We common voters have zero influence. Not just less influence on policy than big money, we have no statistically discernible influence at all.
Okay, so Bernie is just telling us truth again. While Hillary personally might not feel sold out to the highest bidder, the fact is that our whole system is sold out. When she or anyone else (Marcos, where are you?) accept our big donor dominated political system, they actually reject democracy in the sense of voters instead of corporate money influencing policy.
Statistics prove it.
And statistical patterns hold up in courts of law and in medical protocols.
In sum, big corporate donor money is making the American body politic sick.
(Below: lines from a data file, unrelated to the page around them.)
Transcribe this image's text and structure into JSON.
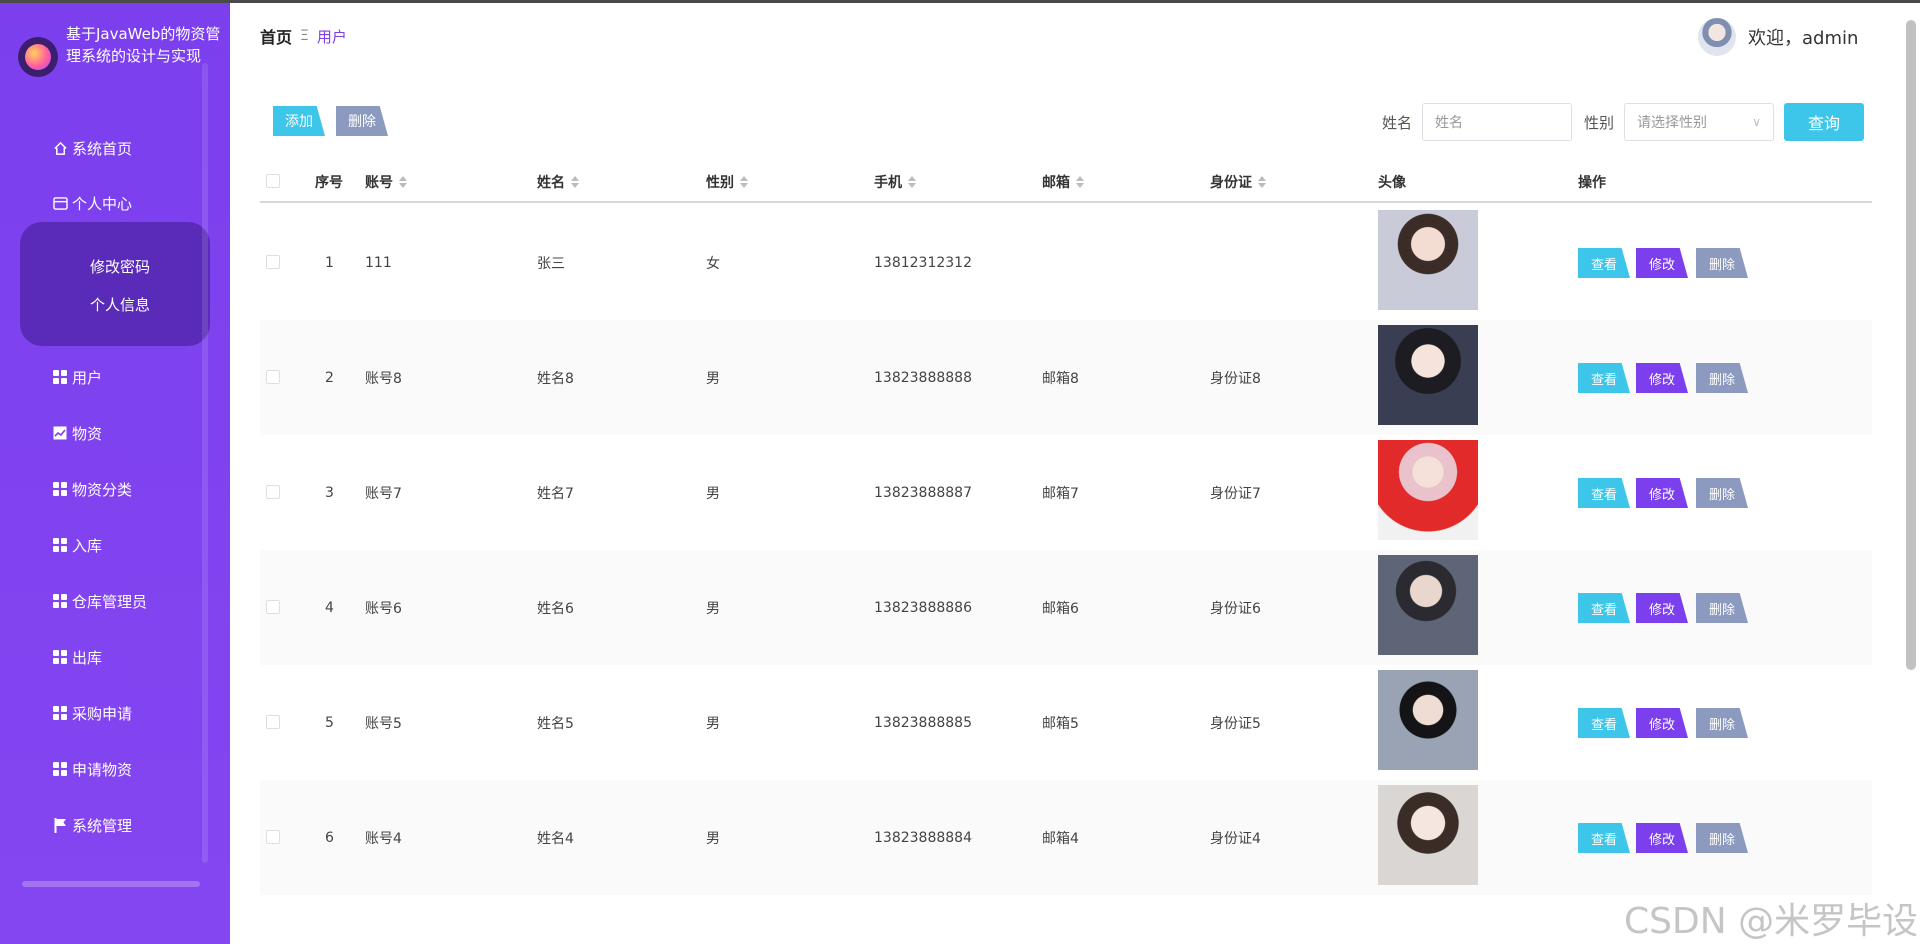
{
  "sidebar": {
    "title": "基于JavaWeb的物资管理系统的设计与实现",
    "menu": [
      {
        "label": "系统首页",
        "icon": "home-icon"
      },
      {
        "label": "个人中心",
        "icon": "card-icon"
      },
      {
        "label": "用户",
        "icon": "grid-icon"
      },
      {
        "label": "物资",
        "icon": "chart-icon"
      },
      {
        "label": "物资分类",
        "icon": "grid-icon"
      },
      {
        "label": "入库",
        "icon": "grid-icon"
      },
      {
        "label": "仓库管理员",
        "icon": "grid-icon"
      },
      {
        "label": "出库",
        "icon": "grid-icon"
      },
      {
        "label": "采购申请",
        "icon": "grid-icon"
      },
      {
        "label": "申请物资",
        "icon": "grid-icon"
      },
      {
        "label": "系统管理",
        "icon": "flag-icon"
      }
    ],
    "submenu": [
      "修改密码",
      "个人信息"
    ]
  },
  "header": {
    "breadcrumb_home": "首页",
    "breadcrumb_sep": "Ξ",
    "breadcrumb_current": "用户",
    "welcome": "欢迎，admin"
  },
  "toolbar": {
    "add_label": "添加",
    "delete_label": "删除",
    "name_label": "姓名",
    "name_placeholder": "姓名",
    "gender_label": "性别",
    "gender_placeholder": "请选择性别",
    "query_label": "查询"
  },
  "table": {
    "columns": [
      "序号",
      "账号",
      "姓名",
      "性别",
      "手机",
      "邮箱",
      "身份证",
      "头像",
      "操作"
    ],
    "rows": [
      {
        "index": "1",
        "account": "111",
        "name": "张三",
        "gender": "女",
        "phone": "13812312312",
        "email": "",
        "idcard": ""
      },
      {
        "index": "2",
        "account": "账号8",
        "name": "姓名8",
        "gender": "男",
        "phone": "13823888888",
        "email": "邮箱8",
        "idcard": "身份证8"
      },
      {
        "index": "3",
        "account": "账号7",
        "name": "姓名7",
        "gender": "男",
        "phone": "13823888887",
        "email": "邮箱7",
        "idcard": "身份证7"
      },
      {
        "index": "4",
        "account": "账号6",
        "name": "姓名6",
        "gender": "男",
        "phone": "13823888886",
        "email": "邮箱6",
        "idcard": "身份证6"
      },
      {
        "index": "5",
        "account": "账号5",
        "name": "姓名5",
        "gender": "男",
        "phone": "13823888885",
        "email": "邮箱5",
        "idcard": "身份证5"
      },
      {
        "index": "6",
        "account": "账号4",
        "name": "姓名4",
        "gender": "男",
        "phone": "13823888884",
        "email": "邮箱4",
        "idcard": "身份证4"
      }
    ],
    "actions": {
      "view": "查看",
      "edit": "修改",
      "delete": "删除"
    }
  },
  "watermark": "CSDN @米罗毕设",
  "colors": {
    "sidebar": "#7b3fee",
    "submenu": "#5a2bb8",
    "cyan": "#3ec6ea",
    "purple": "#7b3fee",
    "gray": "#8c9abf"
  }
}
The only cure is to take it out of the equation.
And that is Bernie's stance.
It's possible that by taking big corporate money, Hillary could even cost Democrats the White House. Far from being the candidate Democrats can count on to win the White House, as her campaign asserted in its closing argument to Iowa primary voters, Hillary could face a populist Republican running to her left, particularly if she tacks rightward (back toward corporate preferences) after winning the primaries.
Bloomerberg News published an article, ‘Tax Wall Street’ Trump pledges After Worst Market Week since 2011(found here: www.bloomberg.com/... )
In it, "Republican presidential front-runner Donald Trump pledged to "tax Wall Street" as he sought to use a severe stock market selloff to plant new seeds of fear among voters during a campaign rally Saturday in Ottumwa, Iowa.”
“At times, the real estate mogul sounded more like Democratic presidential candidate Senator Bernie Sanders, a constant critic of Wall Street, than a billionaire candidate running for the Republican presidential nomination.”
“I'm not going to let Wall Street get away with murder. Wall Street has caused tremendous problems for us. We're going to tax Wall Street."
“Trump also highlighted his independence from campaign contributions. "I don't care about the Wall Street guys," he said. "I'm not taking any of their money."
Trump is still topping national polls for Republicans even though I think he will ultimately fail to get the nod. And this article pinpoints why his rivals say he’s not a “real conservative.” Real conservatives serve corporate interests, period. They surely don’t tax Wall Street.
But therein lies a real opportunity for Bernie and the Democrats, if we will take it. Roughly a third of Republican voters--the group Trump attracts--may be seeking what they see as a leader who will not be dominated by Wall Street.
As Democrats learned in 2010, Republicans can run to the corporate-democrat dominated establishment's left, and beat it soundly. In their 2010 campaigns, many Republicans cited the Democrat’s Obamacare vote to "cut" funds to Medicare and Obama's call to cut Social Security by changing the way the cost of living increases are calculated as threats to retirees and retirement. While it was an incredible claim to political cognoscenti--Republicans have historically opposed Social Security and Medicare--most voters over 65 believed it in 2010.
Exit polls showed Republicans took that age group by a massive margin.
If Trump or another Republican like Kasich who talks like voters, instead of money, really matters to Republicans win the nod, and Hillary wins ours, we are set up with Democrats standing on the wrong side of the growing realization among voters that "our" representatives do not belong to us or listen to us.
They hear only the sound of big corporate money.
And Money not only Talks, as Gillen and Page proved, it silences and overpowers our influence. We in fact have, according to statistical studies, “zero” influence on policy.
The people must join Bernie's Revolution against big corporate donations, or give up the very notion that we live in a democracy. Actually, acquiescence in this case is acceptance that in reality, we have a democracy of money, not people.
And this is why I stand with Bernie Sanders.